Return to Level1Techs.com

I need help capturing domains using regex


#1

I am trying to create a regular expression to capture domain names and subdomains but am running into issues. I am new when it comes to regex so I might not be able to do what I am trying to do.

I want my regex to capture domains like
http://domain.com
httpS://domain.com
http://app.domain.com
app.domain.com
domain.com
cool.app.domain.com

I want each section of the domain to be in its own group.
http:// group one
app. group two
domain. group three
com group fore

The issue I am running into is that I cant expand the number of groups I have if I had an arbitrary number of sub-domains. My end goal is to strip the http:// portion and the sub-domains and just have the main domain but just can’t get this to work.

This is my implementation I just don’t know how to expand the groups. can anyone guide me?

/(https?:\/\/)?([a-z]+\.)([a-z]+\.)([a-z]+)\i

#2

Are you GREPing through files looking for URIs? If so, I would pass the entire uri match to cut or awk like so:

[email protected]:/tmp$ cat test-doc
This file has a lot of domains. Like http://domain.com. and some more
domains. httpS://domain.com. sometimes they are in an html element like
<a href="http://app.domain.com">link</a>. But other times they are just
free floating. app.domain.com.
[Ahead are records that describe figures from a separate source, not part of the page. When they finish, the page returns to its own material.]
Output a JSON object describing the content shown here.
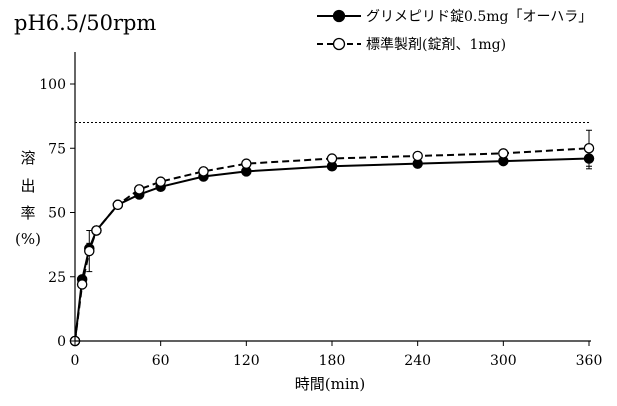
{
  "chart_data": {
    "type": "line",
    "title": "pH6.5/50rpm",
    "xlabel": "時間(min)",
    "ylabel_chars": [
      "溶",
      "出",
      "率",
      "(%)"
    ],
    "xlim": [
      0,
      360
    ],
    "ylim": [
      0,
      110
    ],
    "xticks": [
      0,
      60,
      120,
      180,
      240,
      300,
      360
    ],
    "yticks": [
      0,
      25,
      50,
      75,
      100
    ],
    "grid": false,
    "legend_position": "top-right",
    "reference_line": {
      "y": 85,
      "style": "dotted"
    },
    "series": [
      {
        "name": "グリメピリド錠0.5mg「オーハラ」",
        "marker": "filled-circle",
        "line_style": "solid",
        "color": "#000000",
        "x": [
          0,
          5,
          10,
          15,
          30,
          45,
          60,
          90,
          120,
          180,
          240,
          300,
          360
        ],
        "y": [
          0,
          24,
          36,
          43,
          53,
          57,
          60,
          64,
          66,
          68,
          69,
          70,
          71
        ],
        "error": [
          0,
          0,
          2,
          0,
          0,
          0,
          0,
          0,
          0,
          0,
          0,
          0,
          4
        ]
      },
      {
        "name": "標準製剤(錠剤、1mg)",
        "marker": "open-circle",
        "line_style": "dashed",
        "color": "#000000",
        "x": [
          0,
          5,
          10,
          15,
          30,
          45,
          60,
          90,
          120,
          180,
          240,
          300,
          360
        ],
        "y": [
          0,
          22,
          35,
          43,
          53,
          59,
          62,
          66,
          69,
          71,
          72,
          73,
          75
        ],
        "error": [
          0,
          0,
          8,
          0,
          0,
          0,
          0,
          0,
          0,
          0,
          0,
          0,
          7
        ]
      }
    ]
  }
}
And they don't always have a period at then         end
cool.app.domain.com but sometime they do domain.com. and then the file is
done.

I think this expression would grab all your matches:
egrep -o -i “(https?://)?([a-z]+.)+([a-z]+)”

[email protected]:/tmp$ egrep -o -i "(https?:\/\/)?([a-z]+\.)+([a-z]+)" test-doc
http://domain.com
httpS://domain.com
http://app.domain.com
app.domain.com
cool.app.domain.com
domain.com

and then just pipe those to sed to remove the protocol:

sed 's!http[s]\?://!!i'

and then to cut:

rev | cut -d '.' -f 1,2 | rev

the whole thing:

[email protected]:/tmp$ egrep -o -i "(https?:\/\/)?([a-z]+\.)+([a-z]+)" test-doc | 
sed 's!http[s]\?://!!i' | rev | cut -d '.' -f 1,2 | rev
domain.com
domain.com
domain.com
domain.com
domain.com
domain.com

or If you need fancier processing, you could AWK instead:

awk 'BEGIN{FS="."}{ for (i=1 ; i < NF+1 ; ++i ) printf "group %i = %s\n", i, $i; 
printf "TLD = %s.%s\n", $(NF-1), $NF}'

and the whole thing:

[email protected]:/tmp$ egrep -o -i "(https?:\/\/)?([a-z]+\.)+([a-z]+)" test-doc |     sed 's!http[s]\?://!!i' | awk 'BEGIN{FS="."}{ printf "match = %s\n", $0; for (i=1 ; i < NF+1 ; ++i ) printf "group     %i = %s\
n", i, $i; printf "TLD = %s.%s\n\n", $(NF-1), $NF}'
match = domain.com
group 1 = domain
group 2 = com
TLD = domain.com

match = domain.com
group 1 = domain
group 2 = com
TLD = domain.com

match = app.domain.com
group 1 = app
group 2 = domain
group 3 = com
TLD = domain.com

match = app.domain.com
group 1 = app
group 2 = domain
group 3 = com
TLD = domain.com

match = cool.app.domain.com
group 1 = cool
group 2 = app
group 3 = domain
group 4 = com
TLD = domain.com

match = domain.com
group 1 = domain
group 2 = com
TLD = domain.com

If you are not using GREP what regex parser are you using? std::regex?